Panel Paper: The Effect of No Child Left Behind On Public Schools: Role of Sanctions Versus Stigma

Friday, November 9, 2012 : 8:20 AM
International C (Sheraton Baltimore City Center Hotel)

*Names in bold indicate Presenter

Rajashri Chakrabarti, Federal Reserve Bank of New York

NCLB requires states to establish adequate yearly progress (AYP) targets to assess the performance of schools. Title 1 schools missing AYP criteria for two or more consecutive years face title 1 sanctions. Unlike title 1 schools, non-title 1 schools do not receive title 1 funding, and hence do not face sanctions even if they fail to make AYP. However missing AYP is associated with negative publicity and visibility, and hence stigma. Thus Title I schools missing AYP face both sanctions and stigma, while non-title 1 schools missing AYP face only stigma. Exploiting this feature of the program, this paper investigates whether the threat of sanctions along with stigma can bring about a different response from public schools than stigma itself.

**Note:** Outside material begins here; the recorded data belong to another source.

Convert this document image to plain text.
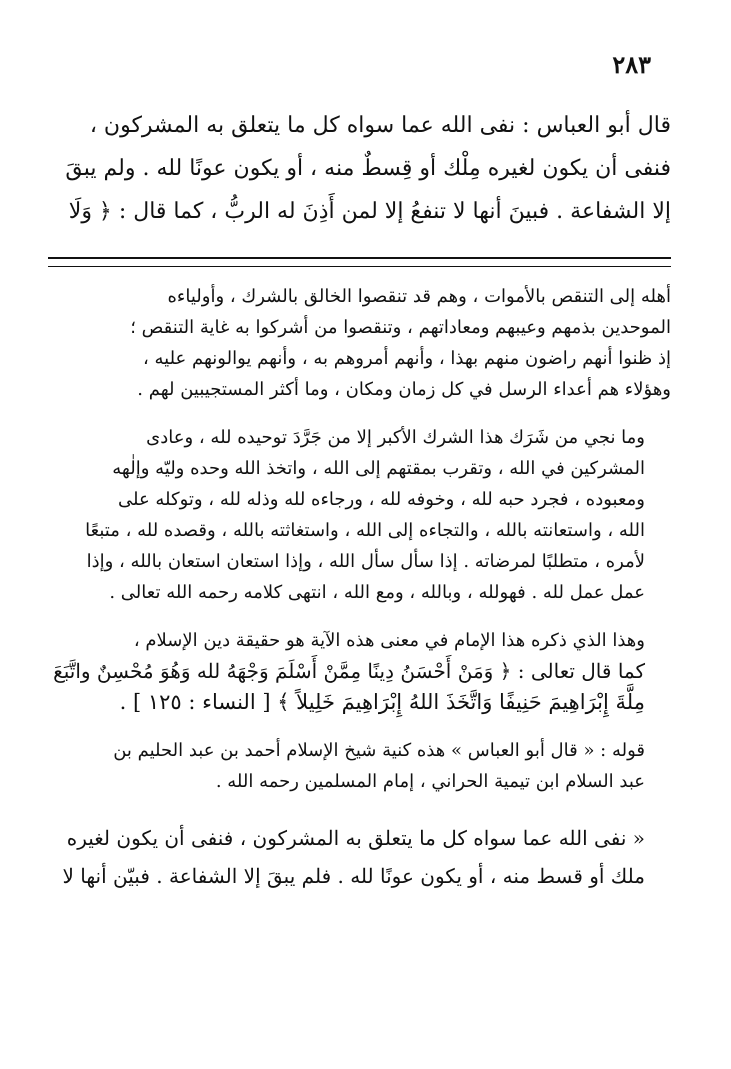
٢٨٣

قال أبو العباس : نفى الله عما سواه كل ما يتعلق به المشركون ،
فنفى أن يكون لغيره مِلْك أو قِسطٌ منه ، أو يكون عونًا لله . ولم يبقَ
إلا الشفاعة . فبينَ أنها لا تنفعُ إلا لمن أَذِنَ له الربُّ ، كما قال : ﴿ وَلَا

أهله إلى التنقص بالأموات ، وهم قد تنقصوا الخالق بالشرك ، وأولياءه
الموحدين بذمهم وعيبهم ومعاداتهم ، وتنقصوا من أشركوا به غاية التنقص ؛
إذ ظنوا أنهم راضون منهم بهذا ، وأنهم أمروهم به ، وأنهم يوالونهم عليه ،
وهؤلاء هم أعداء الرسل في كل زمان ومكان ، وما أكثر المستجيبين لهم .

وما نجي من شَرَك هذا الشرك الأكبر إلا من جَرَّدَ توحيده لله ، وعادى
المشركين في الله ، وتقرب بمقتهم إلى الله ، واتخذ الله وحده وليّه وإلٰهه
ومعبوده ، فجرد حبه لله ، وخوفه لله ، ورجاءه لله وذله لله ، وتوكله على
الله ، واستعانته بالله ، والتجاءه إلى الله ، واستغاثته بالله ، وقصده لله ، متبعًا
لأمره ، متطلبًا لمرضاته . إذا سأل سأل الله ، وإذا استعان استعان بالله ، وإذا
عمل عمل لله . فهولله ، وبالله ، ومع الله ، انتهى كلامه رحمه الله تعالى .

وهذا الذي ذكره هذا الإمام في معنى هذه الآية هو حقيقة دين الإسلام ،
كما قال تعالى : ﴿ وَمَنْ أَحْسَنُ دِينًا مِمَّنْ أَسْلَمَ وَجْهَهُ لله وَهُوَ مُحْسِنٌ واتَّبَعَ
مِلَّةَ إِبْرَاهِيمَ حَنِيفًا وَاتَّخَذَ اللهُ إِبْرَاهِيمَ خَلِيلاً ﴾ [ النساء : ١٢٥ ] .

قوله : « قال أبو العباس » هذه كنية شيخ الإسلام أحمد بن عبد الحليم بن
عبد السلام ابن تيمية الحراني ، إمام المسلمين رحمه الله .

« نفى الله عما سواه كل ما يتعلق به المشركون ، فنفى أن يكون لغيره
ملك أو قسط منه ، أو يكون عونًا لله . فلم يبقَ إلا الشفاعة . فبيّن أنها لا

While multiple pre-NCLB accountability systems incorporated both sanctions and stigma, the simultaneous nature of these consequences precluded separation of these two effects in a convincing manner. In contrast, NCLB provides a unique opportunity to separate out the effects of sanctions and stigma. Using detailed data on Title 1, school scores, and accountability from the state of Wisconsin, and a regression discontinuity strategy that exploits the Title 1 eligibility formula and the AYP formula, I investigate the effect of sanctions versus stigma. Preliminary results indicate that while stigma led to improvement in high stakes reading and math in the threatened schools, sanctions led to additional improvements in these subject areas in these schools.